The number of school shooting incidents rose in 2018, according to statistics gathered by the US Naval Postgraduate School of the Center For Homeland Defense and Security. There were 97 instances of gun violence last year, the most since 1970 when data was first collected. There were 44 incidents in 2017 and 45 in ’16.
The K-12 school shooting database documents each instance in which a gun is “brandished, is fired, or a bullet hits school property for any reason, regardless of the number of victims, time of day or day of week.”
The program said 56 people were killed (including the shooter) in school shootings last year, up from 24 in 2017 and 13 in 2016.
Seven people have been killed as a result a gun violence in the U.S. so far this year.
Data for the program was collected from a variety of sources, including government reports, mainstream media and nonprofit groups, among others.
“Our idea is that the superintendent, when he or she becomes aware (of a perceived threat) he or she picks up the phone,” Isaacson said. “We’re on the phone with them that day and we’re at the school the next. And we’re bringing this incredible cadre of experts. We’re all experts in our own little fields.”
Isaacson said a key partner in the team is SUNY Fredonia, which he said has a “wealth of experience and expertise” in counseling students. He noted in particular the work done by Tracy Stenger, director of the college’s Counseling Center, who sits on a behavioral intervention team of which the STAR team is partially modeled.
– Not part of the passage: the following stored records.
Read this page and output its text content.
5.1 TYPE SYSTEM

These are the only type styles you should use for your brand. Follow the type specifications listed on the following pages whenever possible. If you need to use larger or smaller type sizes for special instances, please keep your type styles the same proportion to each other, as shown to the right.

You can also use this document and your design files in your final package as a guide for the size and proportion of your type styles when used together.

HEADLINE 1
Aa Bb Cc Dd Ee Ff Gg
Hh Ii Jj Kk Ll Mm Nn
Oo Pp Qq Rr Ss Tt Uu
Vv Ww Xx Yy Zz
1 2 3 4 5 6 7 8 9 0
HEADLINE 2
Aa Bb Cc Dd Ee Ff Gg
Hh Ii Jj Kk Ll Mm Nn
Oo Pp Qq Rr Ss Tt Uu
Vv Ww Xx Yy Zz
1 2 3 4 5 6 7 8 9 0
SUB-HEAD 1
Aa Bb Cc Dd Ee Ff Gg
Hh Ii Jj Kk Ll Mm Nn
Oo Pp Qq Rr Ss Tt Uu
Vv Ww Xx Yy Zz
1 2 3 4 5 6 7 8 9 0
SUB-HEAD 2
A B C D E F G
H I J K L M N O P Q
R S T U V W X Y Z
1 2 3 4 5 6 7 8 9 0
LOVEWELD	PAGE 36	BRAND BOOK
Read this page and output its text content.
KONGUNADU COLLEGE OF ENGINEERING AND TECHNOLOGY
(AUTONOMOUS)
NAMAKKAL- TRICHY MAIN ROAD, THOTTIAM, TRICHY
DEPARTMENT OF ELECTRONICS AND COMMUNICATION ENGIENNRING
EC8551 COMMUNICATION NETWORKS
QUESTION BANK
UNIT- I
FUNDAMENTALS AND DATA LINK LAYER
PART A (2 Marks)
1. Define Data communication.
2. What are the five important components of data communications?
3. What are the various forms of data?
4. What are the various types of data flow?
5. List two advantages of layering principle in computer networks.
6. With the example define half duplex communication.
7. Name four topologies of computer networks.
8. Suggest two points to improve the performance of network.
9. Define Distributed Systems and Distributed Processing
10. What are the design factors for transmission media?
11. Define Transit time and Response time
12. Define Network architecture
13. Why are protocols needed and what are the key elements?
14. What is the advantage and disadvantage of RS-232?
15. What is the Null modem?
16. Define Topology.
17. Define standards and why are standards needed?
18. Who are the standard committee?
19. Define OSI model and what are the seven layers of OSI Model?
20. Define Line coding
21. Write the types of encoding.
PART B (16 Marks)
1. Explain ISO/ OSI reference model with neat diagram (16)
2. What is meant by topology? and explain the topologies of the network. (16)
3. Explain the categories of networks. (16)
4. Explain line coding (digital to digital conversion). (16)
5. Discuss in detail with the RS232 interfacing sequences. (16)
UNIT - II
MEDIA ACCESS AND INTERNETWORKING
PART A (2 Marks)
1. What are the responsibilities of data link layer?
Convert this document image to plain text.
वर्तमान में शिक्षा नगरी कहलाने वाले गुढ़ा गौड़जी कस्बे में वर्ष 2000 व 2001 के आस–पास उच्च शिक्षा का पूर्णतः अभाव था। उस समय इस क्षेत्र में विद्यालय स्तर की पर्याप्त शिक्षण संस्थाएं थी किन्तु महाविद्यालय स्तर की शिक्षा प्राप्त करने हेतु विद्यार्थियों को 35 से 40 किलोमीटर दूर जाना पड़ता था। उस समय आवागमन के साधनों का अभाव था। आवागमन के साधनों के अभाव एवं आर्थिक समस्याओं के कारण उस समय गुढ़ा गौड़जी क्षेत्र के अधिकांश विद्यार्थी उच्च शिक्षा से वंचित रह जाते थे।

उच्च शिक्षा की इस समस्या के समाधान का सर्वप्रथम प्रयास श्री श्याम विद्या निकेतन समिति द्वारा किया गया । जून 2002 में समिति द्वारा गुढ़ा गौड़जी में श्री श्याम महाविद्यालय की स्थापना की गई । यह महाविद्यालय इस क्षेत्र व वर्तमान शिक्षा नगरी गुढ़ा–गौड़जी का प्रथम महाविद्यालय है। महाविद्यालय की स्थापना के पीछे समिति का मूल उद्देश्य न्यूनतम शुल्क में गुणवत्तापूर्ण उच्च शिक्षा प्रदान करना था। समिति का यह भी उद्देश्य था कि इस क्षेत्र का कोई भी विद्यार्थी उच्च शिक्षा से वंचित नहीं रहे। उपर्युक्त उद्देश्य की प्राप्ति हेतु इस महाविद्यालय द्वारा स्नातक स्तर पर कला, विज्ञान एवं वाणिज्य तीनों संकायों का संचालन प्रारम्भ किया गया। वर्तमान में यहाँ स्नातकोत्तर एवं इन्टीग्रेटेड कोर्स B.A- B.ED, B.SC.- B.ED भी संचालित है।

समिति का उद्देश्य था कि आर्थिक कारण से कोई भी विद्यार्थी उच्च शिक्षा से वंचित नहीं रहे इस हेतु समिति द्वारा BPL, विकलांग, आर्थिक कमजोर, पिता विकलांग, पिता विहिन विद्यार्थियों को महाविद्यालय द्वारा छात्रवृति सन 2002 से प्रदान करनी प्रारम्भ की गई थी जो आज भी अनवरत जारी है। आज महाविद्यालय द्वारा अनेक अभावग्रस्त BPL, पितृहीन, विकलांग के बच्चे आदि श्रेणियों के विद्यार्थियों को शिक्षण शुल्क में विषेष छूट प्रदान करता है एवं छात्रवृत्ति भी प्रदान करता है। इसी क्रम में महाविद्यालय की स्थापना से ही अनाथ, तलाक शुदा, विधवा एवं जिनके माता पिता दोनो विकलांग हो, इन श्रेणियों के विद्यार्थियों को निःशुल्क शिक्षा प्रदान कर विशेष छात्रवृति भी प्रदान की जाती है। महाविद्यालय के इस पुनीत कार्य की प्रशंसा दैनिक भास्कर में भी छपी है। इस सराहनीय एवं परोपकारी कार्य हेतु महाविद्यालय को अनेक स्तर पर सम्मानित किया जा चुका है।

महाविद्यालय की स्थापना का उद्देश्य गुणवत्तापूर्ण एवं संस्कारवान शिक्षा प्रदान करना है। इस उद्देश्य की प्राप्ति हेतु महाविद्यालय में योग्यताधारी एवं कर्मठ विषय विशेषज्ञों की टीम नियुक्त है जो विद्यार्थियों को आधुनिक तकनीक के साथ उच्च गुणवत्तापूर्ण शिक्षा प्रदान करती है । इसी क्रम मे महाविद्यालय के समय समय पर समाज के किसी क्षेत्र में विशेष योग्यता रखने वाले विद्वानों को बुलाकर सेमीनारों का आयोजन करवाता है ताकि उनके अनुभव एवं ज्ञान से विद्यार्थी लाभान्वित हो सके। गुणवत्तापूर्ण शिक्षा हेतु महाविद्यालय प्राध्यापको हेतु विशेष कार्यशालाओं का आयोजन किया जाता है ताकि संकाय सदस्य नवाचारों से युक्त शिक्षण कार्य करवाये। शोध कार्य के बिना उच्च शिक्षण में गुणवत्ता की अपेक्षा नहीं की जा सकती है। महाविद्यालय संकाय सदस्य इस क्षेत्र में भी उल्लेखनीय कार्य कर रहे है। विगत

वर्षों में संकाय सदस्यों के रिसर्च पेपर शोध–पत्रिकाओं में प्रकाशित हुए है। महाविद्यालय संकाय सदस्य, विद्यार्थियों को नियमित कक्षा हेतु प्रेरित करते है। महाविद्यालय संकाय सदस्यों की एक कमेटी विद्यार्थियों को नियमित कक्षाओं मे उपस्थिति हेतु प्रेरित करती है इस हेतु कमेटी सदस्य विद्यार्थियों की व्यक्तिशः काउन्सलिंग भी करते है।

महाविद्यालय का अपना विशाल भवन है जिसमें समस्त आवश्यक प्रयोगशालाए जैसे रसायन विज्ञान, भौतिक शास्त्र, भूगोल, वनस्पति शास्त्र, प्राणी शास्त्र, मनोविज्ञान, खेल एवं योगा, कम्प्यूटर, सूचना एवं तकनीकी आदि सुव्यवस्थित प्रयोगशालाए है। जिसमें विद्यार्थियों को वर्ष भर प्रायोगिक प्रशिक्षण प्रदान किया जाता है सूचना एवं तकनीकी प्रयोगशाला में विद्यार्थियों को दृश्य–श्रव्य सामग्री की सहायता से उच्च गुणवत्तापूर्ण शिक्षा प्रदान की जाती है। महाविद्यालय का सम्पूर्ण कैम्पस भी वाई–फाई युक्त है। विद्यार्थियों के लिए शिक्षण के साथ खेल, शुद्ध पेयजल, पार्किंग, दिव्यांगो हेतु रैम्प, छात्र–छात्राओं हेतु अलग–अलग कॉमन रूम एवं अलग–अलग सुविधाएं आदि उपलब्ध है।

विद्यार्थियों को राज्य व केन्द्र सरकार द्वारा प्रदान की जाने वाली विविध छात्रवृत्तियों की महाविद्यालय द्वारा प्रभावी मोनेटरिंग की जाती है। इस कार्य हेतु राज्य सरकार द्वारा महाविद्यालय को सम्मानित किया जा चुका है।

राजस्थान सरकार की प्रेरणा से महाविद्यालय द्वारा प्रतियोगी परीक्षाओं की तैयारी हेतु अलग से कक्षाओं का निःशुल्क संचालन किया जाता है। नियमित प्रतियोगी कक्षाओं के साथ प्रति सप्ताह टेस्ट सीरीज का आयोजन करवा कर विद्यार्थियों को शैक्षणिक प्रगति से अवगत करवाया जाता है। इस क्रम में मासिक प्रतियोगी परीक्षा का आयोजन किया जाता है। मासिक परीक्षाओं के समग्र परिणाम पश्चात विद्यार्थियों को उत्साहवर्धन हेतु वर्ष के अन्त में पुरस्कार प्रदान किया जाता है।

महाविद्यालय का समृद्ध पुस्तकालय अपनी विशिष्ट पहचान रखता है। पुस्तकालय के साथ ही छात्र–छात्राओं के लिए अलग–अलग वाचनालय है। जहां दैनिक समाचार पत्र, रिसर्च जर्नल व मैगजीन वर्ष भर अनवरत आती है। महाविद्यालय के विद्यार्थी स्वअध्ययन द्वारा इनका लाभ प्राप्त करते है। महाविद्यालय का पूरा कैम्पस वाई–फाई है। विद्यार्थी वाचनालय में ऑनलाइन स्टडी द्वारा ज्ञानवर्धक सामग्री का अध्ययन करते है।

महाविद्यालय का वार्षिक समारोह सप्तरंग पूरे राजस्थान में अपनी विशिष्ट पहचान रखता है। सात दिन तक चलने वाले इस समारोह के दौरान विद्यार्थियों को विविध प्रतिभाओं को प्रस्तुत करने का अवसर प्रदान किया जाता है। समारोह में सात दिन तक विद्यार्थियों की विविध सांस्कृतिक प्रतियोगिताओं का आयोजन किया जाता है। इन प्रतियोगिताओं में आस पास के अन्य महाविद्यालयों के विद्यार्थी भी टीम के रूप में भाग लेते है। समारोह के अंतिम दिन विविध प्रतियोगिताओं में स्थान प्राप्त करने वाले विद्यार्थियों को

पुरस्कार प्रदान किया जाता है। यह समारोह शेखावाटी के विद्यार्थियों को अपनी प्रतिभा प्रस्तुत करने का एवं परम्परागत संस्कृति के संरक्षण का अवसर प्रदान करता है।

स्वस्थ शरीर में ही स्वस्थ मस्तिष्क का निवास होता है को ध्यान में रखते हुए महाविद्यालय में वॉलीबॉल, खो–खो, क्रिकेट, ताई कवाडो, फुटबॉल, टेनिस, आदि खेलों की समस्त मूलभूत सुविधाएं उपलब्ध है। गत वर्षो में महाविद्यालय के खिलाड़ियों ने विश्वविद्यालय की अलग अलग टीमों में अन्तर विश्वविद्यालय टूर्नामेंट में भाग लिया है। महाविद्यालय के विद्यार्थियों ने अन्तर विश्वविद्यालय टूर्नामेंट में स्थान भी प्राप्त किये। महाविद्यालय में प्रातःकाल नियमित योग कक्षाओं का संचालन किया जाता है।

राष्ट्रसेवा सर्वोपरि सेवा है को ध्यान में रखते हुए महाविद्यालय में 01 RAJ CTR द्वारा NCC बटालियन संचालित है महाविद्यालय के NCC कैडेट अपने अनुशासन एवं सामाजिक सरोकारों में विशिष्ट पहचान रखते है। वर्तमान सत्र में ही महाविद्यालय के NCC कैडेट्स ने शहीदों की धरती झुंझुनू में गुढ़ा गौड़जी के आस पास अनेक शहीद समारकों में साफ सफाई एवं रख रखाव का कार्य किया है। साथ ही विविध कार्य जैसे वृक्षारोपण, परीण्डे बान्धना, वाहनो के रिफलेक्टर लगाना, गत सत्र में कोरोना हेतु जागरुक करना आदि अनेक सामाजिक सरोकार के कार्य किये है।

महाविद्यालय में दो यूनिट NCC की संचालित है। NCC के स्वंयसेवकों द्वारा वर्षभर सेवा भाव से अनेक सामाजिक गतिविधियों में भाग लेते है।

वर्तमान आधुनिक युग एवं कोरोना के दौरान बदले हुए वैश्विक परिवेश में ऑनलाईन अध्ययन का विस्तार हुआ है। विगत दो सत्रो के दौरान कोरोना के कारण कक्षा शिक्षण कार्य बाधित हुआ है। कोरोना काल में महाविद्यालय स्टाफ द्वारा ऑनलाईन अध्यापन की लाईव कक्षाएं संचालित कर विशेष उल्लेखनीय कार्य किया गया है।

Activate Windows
“They have 5,000 students there, and they have students of concern,” Isaacson said of SUNY Fredonia. “Internally they have been doing a lot of this work, not so much when it has a violence component, but with kids struggling with being homesick or having trouble getting socially connected to peer groups. They have a team of experts that sits down once a week to talk about students that are struggling … and what they can do resource-wise to improve those outcomes. They are part of that (STAR) team.”